Buying expensive perfume, putting butter on your food, or even hiring a personal trainer Coogee has—those wouldn’t be too much, right?
In some collectivist societies, vanity and self-indulgence are attributed to being self-centred.
For example, societies such as the Philippines don’t indulge that much, since people value the group before the self. Therefore, families, neighbours, and townspeople often interact with each other. Most acts of vanity or self-indulgence are frowned upon.
Alternatively, in Australia, which is an individualist society, societies value the self before the group. This doesn’t mean they are selfish—they just value themselves and their immediate families the most, before other people.
Unsurprisingly, Hofstede Insights scores the Philippines 42 and Australia 71 in indulgence in the 6D model of culture. This rating system is created by Geert Hofstede. It rates nations using six dimensions of culture (Power Distance, Individualism, Indulgence, Masculinity, Uncertainty Avoidance, and Long-Term Orientation), which they have to organise or optimise to become better countries.
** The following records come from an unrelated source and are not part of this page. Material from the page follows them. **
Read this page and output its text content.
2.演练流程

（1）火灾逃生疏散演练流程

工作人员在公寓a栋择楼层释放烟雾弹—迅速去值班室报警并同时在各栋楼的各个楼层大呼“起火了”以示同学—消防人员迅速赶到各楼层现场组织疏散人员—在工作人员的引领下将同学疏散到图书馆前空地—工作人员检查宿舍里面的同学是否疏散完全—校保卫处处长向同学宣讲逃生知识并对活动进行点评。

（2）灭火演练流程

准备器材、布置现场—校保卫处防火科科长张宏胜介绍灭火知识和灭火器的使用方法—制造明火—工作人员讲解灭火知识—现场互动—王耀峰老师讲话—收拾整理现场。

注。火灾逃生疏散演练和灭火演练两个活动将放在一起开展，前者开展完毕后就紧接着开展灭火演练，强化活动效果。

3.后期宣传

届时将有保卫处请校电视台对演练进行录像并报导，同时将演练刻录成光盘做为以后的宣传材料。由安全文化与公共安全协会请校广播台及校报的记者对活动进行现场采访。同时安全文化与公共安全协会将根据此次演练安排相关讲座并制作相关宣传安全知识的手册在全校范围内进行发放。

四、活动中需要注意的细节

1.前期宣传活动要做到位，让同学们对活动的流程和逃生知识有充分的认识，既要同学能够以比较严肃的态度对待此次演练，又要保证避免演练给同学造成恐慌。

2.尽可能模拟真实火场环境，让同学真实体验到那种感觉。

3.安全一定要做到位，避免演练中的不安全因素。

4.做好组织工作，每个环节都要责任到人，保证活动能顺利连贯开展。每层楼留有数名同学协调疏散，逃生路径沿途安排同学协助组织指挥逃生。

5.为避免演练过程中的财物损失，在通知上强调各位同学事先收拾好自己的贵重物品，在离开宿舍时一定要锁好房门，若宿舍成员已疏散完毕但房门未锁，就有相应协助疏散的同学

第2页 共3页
Why you should indulge yourself every now and then
Now, is it bad to indulge yourself?
When doing self-care activities or anything you enjoy, you shouldn’t immediately think of superficial pleasure.
And, who says you can’t get something meaningful out of indulgent doings?
You can drink expensive coffee by yourself, people-watch, read a book, and savour the moment.
You can listen to a mainstream pop song and feel positive afterwards.
You can hire a pricey, but expert, personal trainer Coogee has today and not worry about people calling you vain.
You can buy something for yourself—just because you want it. You can relish the feeling of purchasing.
Revel in big or small moments can improve your health. It will make those long nights and compromising situations all worth the pain.
5 self-care treats you can give yourself
1. Engage in fun exercising
There are many ways to break a sweat.